John Smeaton was born on June 8, 1724, at Austhorpe in Yorkshire. His father was an attorney. As a boy, Smeaton made his own hand tools, casting and forging them himself, and made a small lathe for turning wood. He also made a steam engine, which had the dubious success of pumping dry his father's fish pond.
At 16 Smeaton joined his father's office, where he began legal studies. Two years later he journeyed to London to formally enter the legal profession. However, he was more interested in the mechanical crafts and finally obtained his father's consent to become an instrument maker, a profession which roughly corresponded in terms of mechanical skill to that of a toolmaker of today but which also implied some knowledge of science. In 1750 he opened his own instrument shop.
Smeaton's scientific training came from reading and from attending the meetings of the Royal Society of London. He became a fellow of the Society in 1753 and began contributing articles to the Philosophical Transactions. In 1759 he received the Copley Gold Medal for an experimental investigation into windmills and water mills in which he showed how maximum efficiency of waterwheels could be obtained. Later he designed and constructed many waterwheels; his work represented the culmination of the development of this traditional source of water power. Not until the waterwheel was replaced by the turbine was Smeaton's work superseded.
About 1756 Smeaton began his first and most famous engineering project: the reconstruction of the Eddystone Lighthouse in the English Channel. Great Britain was becoming a major naval power, and navigational aids along and in its coastal waters were of vital importance. Eddystone was one of the most important sites. It was a half, and sometimes wholly, submerged reef which was the location of many storms and a frequent cause of shipwrecks. Two previous lighthouses there had been destroyed.
Smeaton decided to make the new lighthouse entirely of stone, a radical departure. He built a scale model of the structure, the rigidity of which was enhanced by dovetailing the courses into one another and into the reef itself. He also developed a cement that solidified and held under seawater. The lighthouse was built between 1757 and 1759. It was replaced in 1877 because that portion of the reef on which it stood had been undermined by the seas of the intervening century.

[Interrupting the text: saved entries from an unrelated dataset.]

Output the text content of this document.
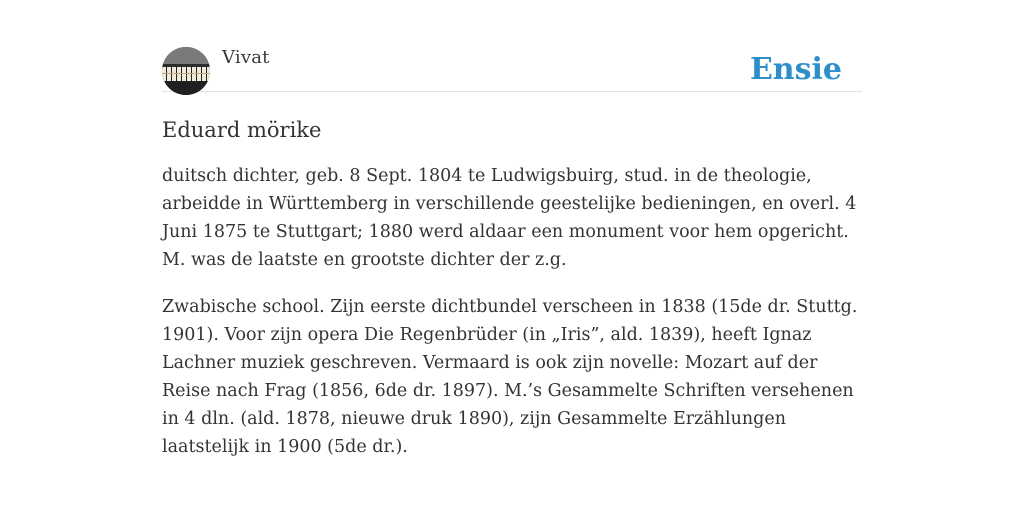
Vivat	Ensie
Eduard mörike

duitsch dichter, geb. 8 Sept. 1804 te Ludwigsbuirg, stud. in de theologie, arbeidde in Württemberg in verschillende geestelijke bedieningen, en overl. 4 Juni 1875 te Stuttgart; 1880 werd aldaar een monument voor hem opgericht. M. was de laatste en grootste dichter der z.g.

Zwabische school. Zijn eerste dichtbundel verscheen in 1838 (15de dr. Stuttg. 1901). Voor zijn opera Die Regenbrüder (in „Iris”, ald. 1839), heeft Ignaz Lachner muziek geschreven. Vermaard is ook zijn novelle: Mozart auf der Reise nach Frag (1856, 6de dr. 1897). M.’s Gesammelte Schriften versehenen in 4 dln. (ald. 1878, nieuwe druk 1890), zijn Gesammelte Erzählungen laatstelijk in 1900 (5de dr.).
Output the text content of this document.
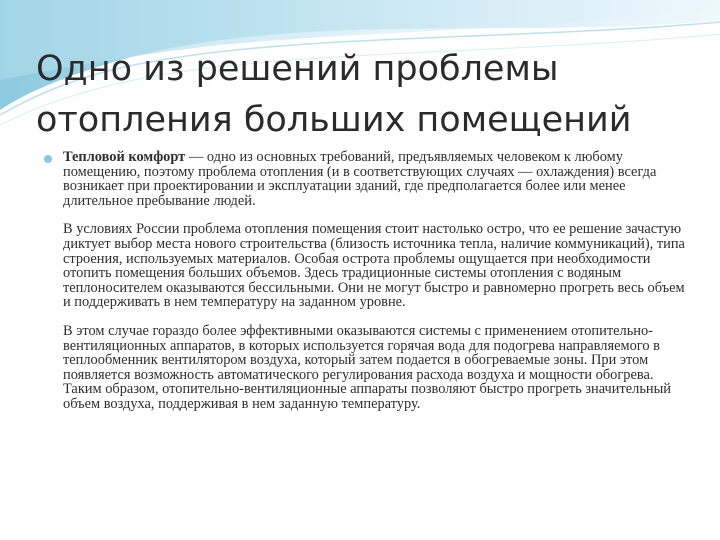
Одно из решений проблемы отопления больших помещений

Тепловой комфорт — одно из основных требований, предъявляемых человеком к любому помещению, поэтому проблема отопления (и в соответствующих случаях — охлаждения) всегда возникает при проектировании и эксплуатации зданий, где предполагается более или менее длительное пребывание людей.

В условиях России проблема отопления помещения стоит настолько остро, что ее решение зачастую диктует выбор места нового строительства (близость источника тепла, наличие коммуникаций), типа строения, используемых материалов. Особая острота проблемы ощущается при необходимости отопить помещения больших объемов. Здесь традиционные системы отопления с водяным теплоносителем оказываются бессильными. Они не могут быстро и равномерно прогреть весь объем и поддерживать в нем температуру на заданном уровне.

В этом случае гораздо более эффективными оказываются системы с применением отопительно-вентиляционных аппаратов, в которых используется горячая вода для подогрева направляемого в теплообменник вентилятором воздуха, который затем подается в обогреваемые зоны. При этом появляется возможность автоматического регулирования расхода воздуха и мощности обогрева. Таким образом, отопительно-вентиляционные аппараты позволяют быстро прогреть значительный объем воздуха, поддерживая в нем заданную температуру.
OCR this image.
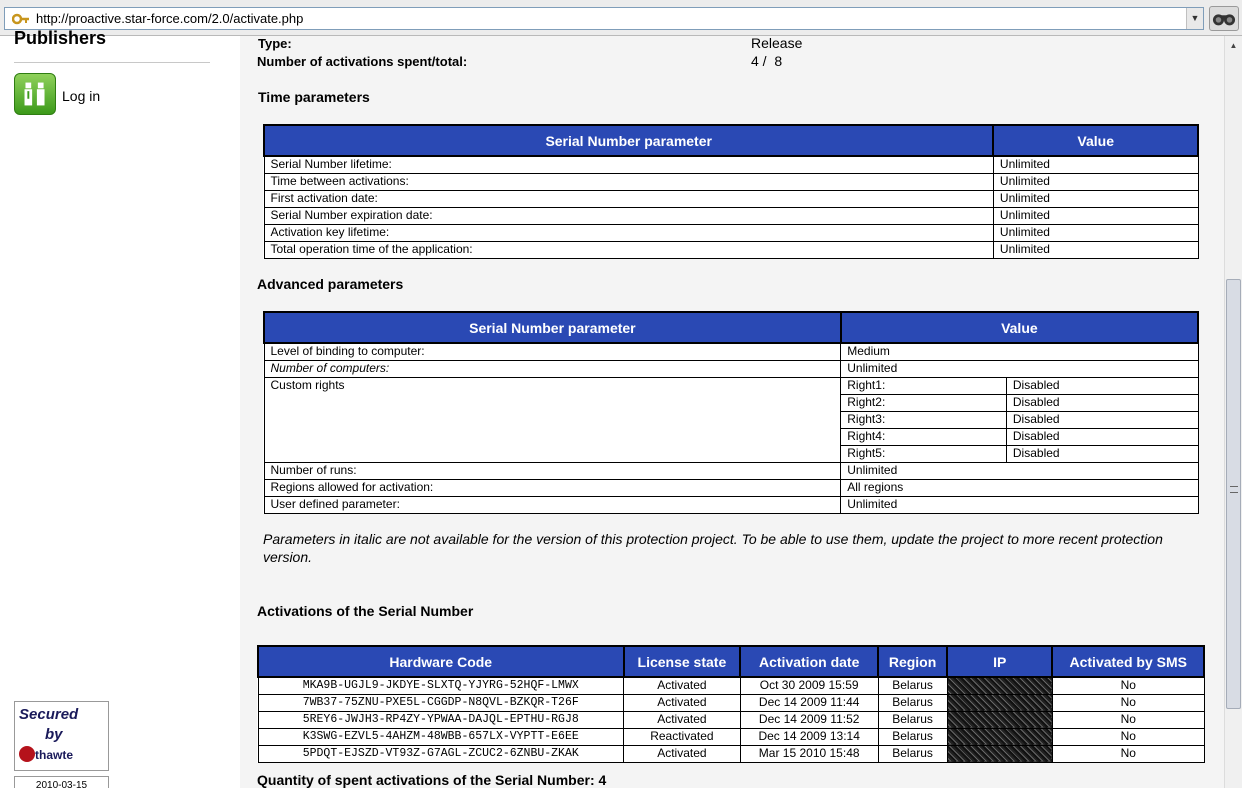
http://proactive.star-force.com/2.0/activate.php	▼
Publishers
Log in
Secured
by
thawte
2010-03-15
Type:	Release
Number of activations spent/total:	4 /  8
Time parameters
Serial Number parameter	Value
Serial Number lifetime:	Unlimited
Time between activations:	Unlimited
First activation date:	Unlimited
Serial Number expiration date:	Unlimited
Activation key lifetime:	Unlimited
Total operation time of the application:	Unlimited
Advanced parameters
Serial Number parameter	Value	
Level of binding to computer:	Medium	
Number of computers:	Unlimited	
Custom rights	Right1:	Disabled
	Right2:	Disabled
	Right3:	Disabled
	Right4:	Disabled
	Right5:	Disabled
Number of runs:	Unlimited	
Regions allowed for activation:	All regions	
User defined parameter:	Unlimited	

Parameters in italic are not available for the version of this protection project. To be able to use them, update the project to more recent protection version.

Activations of the Serial Number
Hardware Code	License state	Activation date	Region	IP	Activated by SMS
MKA9B-UGJL9-JKDYE-SLXTQ-YJYRG-52HQF-LMWX	Activated	Oct 30 2009 15:59	Belarus		No
7WB37-75ZNU-PXE5L-CGGDP-N8QVL-BZKQR-T26F	Activated	Dec 14 2009 11:44	Belarus		No
5REY6-JWJH3-RP4ZY-YPWAA-DAJQL-EPTHU-RGJ8	Activated	Dec 14 2009 11:52	Belarus		No
K3SWG-EZVL5-4AHZM-48WBB-657LX-VYPTT-E6EE	Reactivated	Dec 14 2009 13:14	Belarus		No
5PDQT-EJSZD-VT93Z-G7AGL-ZCUC2-6ZNBU-ZKAK	Activated	Mar 15 2010 15:48	Belarus		No
Quantity of spent activations of the Serial Number: 4
▲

Smeaton also investigated that machine so essential to the industrial revolution--the steam engine. He was the first engineer to analyze the operation of a steam engine experimentally and to try to increase its efficiency. By about 1770 he doubled the engine's original efficiency, and he later almost tripled it. The efficiency was still very low; nevertheless, by his attention to design he created the best steam engine until James Watt placed his own on the market.
A great many technical innovations were due to Smeaton such as the extensive use of cast-iron parts in moving machinery and the introduction of the use of a diving bell for the construction of bridges and harbor works. He sought to transform what had been the handicraft tradition of engineering, which was based upon practices handed down from master to apprentice, into a profession which applied experimental science to a craft. He was one of the first to call himself a civil engineer. In 1771 he helped establish the first engineering society in the world--the Society of Civil Engineers, also called the Smeatonian Society, which in 1818 became the Institution of Civil Engineers. He died at Austhorpe on Oct. 28, 1792.
Further Reading
- John Smeaton's Diary of His Journey to the Low Countries, 1755 was published in 1950. There is no biography of Smeaton, but a sometimes unreliable account is in Samuel Smiles, Lives of the Engineers, vol. 2 (1891). Many references to Smeaton's work can be found in H. W. Dickinson, A Short History of the Steam Engine (1939), and throughout Charles Singer and others, eds., A History of Technology (5 vols., 1958).
- John Smeaton, FRS, London: T. Telford, 1981.